I am running some data analysis with a Jupyter
notebook where I have a query with a variable length matching like this one:
MATCH p=(s:Skill)-[:BROADER*0..3]->(s)
WHERE s.label='py2neo' or s.label='Python'
RETURN p
I would like to plot its result as a graph, using networkx
.
So far I have found two unsatisfactory solutions. Based on an notebook here, I can generate a graph using cypher magic whose result is directly understood by the networkx
module.
result = %cypher MATCH p=(s:Skill)-[:BROADER*0..3]->(s) WHERE s.label='py2neo' or s.label='Python' RETURN p
nx.draw(result.get_graph())
However, then I am unable to find a way to add the labels to the plot.
That solution bypasses py2neo
. With py2neo
I can put labels on a graph, as long as I don't use a variable length pattern.
Example:
query='''MATCH p=(s1:Skill)-[:BROADER]->(s2)

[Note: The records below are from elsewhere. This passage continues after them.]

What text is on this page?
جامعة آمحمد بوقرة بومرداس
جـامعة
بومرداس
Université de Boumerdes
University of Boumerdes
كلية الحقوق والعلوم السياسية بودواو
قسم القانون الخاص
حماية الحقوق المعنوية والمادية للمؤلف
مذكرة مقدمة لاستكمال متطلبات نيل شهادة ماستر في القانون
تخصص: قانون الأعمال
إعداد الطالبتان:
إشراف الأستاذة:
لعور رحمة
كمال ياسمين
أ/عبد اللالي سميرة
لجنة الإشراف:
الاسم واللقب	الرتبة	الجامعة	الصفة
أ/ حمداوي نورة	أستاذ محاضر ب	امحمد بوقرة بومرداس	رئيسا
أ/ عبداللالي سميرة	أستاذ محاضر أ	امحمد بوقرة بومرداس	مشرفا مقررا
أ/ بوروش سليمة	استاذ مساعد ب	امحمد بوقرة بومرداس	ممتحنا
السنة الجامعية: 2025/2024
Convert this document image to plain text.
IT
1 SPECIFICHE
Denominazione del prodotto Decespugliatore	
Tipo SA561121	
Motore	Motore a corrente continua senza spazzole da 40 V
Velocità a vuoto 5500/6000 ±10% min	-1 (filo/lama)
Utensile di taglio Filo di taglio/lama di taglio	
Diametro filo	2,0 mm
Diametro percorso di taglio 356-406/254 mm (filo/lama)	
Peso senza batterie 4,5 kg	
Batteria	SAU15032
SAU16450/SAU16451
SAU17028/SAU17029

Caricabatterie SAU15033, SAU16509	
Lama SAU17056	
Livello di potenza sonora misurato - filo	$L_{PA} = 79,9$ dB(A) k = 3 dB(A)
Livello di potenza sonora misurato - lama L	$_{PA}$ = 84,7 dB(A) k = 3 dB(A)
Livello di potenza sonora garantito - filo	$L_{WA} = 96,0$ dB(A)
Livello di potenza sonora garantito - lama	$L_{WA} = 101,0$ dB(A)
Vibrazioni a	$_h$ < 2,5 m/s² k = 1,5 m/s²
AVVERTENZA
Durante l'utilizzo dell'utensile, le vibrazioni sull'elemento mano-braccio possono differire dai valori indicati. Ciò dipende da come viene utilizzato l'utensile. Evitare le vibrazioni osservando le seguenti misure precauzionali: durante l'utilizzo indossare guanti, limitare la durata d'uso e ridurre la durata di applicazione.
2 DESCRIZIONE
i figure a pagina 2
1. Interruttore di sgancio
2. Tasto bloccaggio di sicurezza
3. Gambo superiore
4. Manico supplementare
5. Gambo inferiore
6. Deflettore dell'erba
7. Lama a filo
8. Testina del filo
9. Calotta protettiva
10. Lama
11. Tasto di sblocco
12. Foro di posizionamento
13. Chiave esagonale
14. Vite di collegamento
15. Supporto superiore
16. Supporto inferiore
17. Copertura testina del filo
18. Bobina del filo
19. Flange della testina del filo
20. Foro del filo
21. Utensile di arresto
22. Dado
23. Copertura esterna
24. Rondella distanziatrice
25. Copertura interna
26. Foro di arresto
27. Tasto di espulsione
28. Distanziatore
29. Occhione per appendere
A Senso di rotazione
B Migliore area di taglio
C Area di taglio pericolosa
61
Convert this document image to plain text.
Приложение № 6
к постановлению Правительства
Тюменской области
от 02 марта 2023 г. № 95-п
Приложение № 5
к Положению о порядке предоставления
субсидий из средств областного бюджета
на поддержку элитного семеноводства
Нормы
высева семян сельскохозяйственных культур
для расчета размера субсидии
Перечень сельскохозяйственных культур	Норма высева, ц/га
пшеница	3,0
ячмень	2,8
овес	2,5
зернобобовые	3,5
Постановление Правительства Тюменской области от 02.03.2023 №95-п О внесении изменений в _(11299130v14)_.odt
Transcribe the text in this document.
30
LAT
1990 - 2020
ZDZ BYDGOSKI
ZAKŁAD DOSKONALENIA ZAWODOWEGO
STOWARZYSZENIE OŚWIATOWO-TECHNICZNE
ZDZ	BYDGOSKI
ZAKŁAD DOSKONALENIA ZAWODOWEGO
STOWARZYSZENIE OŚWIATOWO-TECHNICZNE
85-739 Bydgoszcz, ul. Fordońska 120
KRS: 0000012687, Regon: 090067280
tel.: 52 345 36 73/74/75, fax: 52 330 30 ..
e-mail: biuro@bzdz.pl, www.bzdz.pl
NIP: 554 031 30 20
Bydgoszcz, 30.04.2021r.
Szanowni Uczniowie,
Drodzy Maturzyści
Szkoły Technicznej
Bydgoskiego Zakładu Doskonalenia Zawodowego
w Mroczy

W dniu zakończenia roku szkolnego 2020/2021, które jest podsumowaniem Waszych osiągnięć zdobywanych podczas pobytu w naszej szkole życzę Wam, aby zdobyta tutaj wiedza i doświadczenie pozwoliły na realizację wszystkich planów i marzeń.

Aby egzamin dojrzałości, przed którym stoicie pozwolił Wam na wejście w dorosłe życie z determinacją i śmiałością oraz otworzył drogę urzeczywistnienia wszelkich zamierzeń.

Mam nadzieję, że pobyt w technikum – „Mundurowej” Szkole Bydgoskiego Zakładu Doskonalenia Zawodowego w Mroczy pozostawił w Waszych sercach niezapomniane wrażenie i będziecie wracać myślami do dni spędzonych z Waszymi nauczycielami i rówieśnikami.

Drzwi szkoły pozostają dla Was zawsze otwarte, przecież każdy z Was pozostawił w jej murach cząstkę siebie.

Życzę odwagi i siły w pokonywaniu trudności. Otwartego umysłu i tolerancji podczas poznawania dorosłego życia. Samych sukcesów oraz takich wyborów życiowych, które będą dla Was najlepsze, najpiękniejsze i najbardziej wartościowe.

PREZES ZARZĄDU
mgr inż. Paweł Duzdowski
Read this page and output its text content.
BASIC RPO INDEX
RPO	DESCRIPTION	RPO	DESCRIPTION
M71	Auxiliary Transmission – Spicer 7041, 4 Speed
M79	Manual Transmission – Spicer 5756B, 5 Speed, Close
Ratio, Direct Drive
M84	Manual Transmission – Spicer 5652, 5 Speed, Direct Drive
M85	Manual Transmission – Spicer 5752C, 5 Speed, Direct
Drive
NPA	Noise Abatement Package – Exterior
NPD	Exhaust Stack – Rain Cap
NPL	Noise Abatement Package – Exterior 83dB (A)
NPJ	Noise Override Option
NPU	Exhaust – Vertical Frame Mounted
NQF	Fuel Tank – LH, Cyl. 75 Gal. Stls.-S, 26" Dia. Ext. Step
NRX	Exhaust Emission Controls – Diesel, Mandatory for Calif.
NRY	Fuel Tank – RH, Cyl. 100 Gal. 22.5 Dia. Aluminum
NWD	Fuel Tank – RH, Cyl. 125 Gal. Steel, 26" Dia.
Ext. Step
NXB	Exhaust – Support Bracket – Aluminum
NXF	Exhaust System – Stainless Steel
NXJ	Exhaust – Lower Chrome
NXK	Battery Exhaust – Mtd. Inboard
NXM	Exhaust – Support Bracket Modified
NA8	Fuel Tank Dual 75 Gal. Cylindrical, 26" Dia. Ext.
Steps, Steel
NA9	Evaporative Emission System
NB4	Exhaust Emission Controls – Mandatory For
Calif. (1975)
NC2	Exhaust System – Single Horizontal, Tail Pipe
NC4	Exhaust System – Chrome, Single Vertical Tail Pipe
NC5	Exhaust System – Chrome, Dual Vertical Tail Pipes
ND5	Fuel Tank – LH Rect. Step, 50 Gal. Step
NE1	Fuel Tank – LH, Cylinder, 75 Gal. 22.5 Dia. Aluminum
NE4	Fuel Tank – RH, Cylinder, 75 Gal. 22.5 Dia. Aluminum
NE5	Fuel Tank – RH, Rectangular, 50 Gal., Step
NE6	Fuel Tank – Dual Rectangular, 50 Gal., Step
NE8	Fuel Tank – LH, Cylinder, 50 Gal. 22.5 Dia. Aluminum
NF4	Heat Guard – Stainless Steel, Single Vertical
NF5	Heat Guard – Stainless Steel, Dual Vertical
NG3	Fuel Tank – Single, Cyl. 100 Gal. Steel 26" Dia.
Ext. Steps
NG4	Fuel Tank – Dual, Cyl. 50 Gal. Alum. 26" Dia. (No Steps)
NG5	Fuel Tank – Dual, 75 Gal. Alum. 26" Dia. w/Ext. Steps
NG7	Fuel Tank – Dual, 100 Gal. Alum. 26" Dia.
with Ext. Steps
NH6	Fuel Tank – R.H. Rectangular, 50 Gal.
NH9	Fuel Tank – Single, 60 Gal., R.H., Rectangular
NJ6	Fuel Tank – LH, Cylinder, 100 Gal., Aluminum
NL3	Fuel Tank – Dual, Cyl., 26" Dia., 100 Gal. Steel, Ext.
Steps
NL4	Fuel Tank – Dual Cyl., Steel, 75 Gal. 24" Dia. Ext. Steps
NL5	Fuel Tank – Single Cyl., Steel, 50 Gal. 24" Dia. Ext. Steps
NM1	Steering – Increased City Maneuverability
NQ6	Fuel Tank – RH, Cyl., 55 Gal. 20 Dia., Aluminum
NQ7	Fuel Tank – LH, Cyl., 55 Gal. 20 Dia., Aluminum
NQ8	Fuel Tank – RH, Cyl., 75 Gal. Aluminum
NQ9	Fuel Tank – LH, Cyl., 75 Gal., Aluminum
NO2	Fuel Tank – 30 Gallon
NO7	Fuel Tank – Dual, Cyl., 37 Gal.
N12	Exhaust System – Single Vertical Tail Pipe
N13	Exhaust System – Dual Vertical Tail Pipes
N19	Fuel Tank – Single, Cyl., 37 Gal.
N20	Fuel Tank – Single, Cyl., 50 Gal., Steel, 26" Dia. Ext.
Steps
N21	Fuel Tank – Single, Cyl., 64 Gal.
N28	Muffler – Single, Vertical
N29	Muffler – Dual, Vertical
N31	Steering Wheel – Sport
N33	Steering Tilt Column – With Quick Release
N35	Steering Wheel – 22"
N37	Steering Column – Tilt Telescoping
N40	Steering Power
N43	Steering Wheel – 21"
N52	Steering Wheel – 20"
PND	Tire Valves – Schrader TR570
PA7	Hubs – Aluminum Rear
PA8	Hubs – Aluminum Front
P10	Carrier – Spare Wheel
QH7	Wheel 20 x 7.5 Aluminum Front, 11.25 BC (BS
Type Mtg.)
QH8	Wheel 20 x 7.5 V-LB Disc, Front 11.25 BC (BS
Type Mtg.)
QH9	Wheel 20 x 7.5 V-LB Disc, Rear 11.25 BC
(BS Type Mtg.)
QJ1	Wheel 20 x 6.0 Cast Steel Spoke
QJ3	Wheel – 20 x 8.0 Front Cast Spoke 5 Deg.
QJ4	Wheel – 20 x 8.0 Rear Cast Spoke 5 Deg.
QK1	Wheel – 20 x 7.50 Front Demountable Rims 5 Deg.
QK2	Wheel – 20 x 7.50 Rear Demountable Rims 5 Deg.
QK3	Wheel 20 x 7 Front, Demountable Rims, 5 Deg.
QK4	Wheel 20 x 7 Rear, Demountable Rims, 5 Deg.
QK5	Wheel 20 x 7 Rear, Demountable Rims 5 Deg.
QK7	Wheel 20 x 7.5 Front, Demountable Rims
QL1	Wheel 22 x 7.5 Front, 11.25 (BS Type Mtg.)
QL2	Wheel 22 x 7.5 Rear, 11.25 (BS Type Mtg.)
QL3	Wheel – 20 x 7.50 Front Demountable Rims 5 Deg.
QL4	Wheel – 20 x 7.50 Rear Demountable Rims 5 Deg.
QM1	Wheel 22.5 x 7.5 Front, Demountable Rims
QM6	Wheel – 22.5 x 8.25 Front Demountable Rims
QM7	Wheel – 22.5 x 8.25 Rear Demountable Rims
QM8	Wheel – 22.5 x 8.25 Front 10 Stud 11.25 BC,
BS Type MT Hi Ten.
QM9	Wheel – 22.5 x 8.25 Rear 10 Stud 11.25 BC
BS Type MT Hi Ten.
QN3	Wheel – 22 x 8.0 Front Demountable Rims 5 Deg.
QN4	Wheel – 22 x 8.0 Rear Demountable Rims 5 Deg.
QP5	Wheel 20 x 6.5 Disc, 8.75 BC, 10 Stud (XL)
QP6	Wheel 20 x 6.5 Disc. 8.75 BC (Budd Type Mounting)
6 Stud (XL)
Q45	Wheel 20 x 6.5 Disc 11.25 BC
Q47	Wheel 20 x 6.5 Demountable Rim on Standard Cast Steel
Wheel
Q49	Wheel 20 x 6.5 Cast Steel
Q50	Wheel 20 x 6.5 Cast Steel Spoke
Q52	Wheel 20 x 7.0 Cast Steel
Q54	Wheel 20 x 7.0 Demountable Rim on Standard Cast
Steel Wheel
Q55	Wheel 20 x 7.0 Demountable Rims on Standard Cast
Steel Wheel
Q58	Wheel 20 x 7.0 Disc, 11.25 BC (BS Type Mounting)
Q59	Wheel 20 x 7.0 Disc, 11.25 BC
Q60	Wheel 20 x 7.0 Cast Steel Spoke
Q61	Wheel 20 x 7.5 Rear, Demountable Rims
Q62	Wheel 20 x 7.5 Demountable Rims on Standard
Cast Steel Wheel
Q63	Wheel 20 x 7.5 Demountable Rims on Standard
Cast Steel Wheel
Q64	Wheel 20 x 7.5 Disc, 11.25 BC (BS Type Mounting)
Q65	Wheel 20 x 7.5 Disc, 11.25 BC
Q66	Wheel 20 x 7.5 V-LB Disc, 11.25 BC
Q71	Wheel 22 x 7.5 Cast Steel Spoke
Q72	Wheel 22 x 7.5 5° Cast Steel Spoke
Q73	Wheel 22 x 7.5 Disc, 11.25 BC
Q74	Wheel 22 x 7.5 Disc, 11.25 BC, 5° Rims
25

WHERE s1.label='py2neo' or s1.label='Python'
RETURN s1.label as child, s2.label as parent'''
df = sgraph.data(query)
And then, copying from a response here in Stackoverflow (which I will link later) I can build the graph manually
G=nx.DiGraph()
G.add_nodes_from(list(set(list(df.iloc[:,0]) + list(df.iloc[:,1]))))
#Add edges
tuples = [tuple(x) for x in df.values]
G.add_edges_from(tuples)
G.number_of_edges()
#Perform Graph Drawing
#A star network (sort of)
nx.draw_networkx(G)
plt.show()
With this I get a graph with labels, but to get something like the variable length matching I should use multiple queries.
But how can I get the best of both worlds? I would prefer a py2neo
solution. Rephrasing: How can I get py2neo
to return a graph (not a table) and then be able to pass such information to networkx
, being able to determine which, from the multiple possible labels, are the ones to be shown in the graph?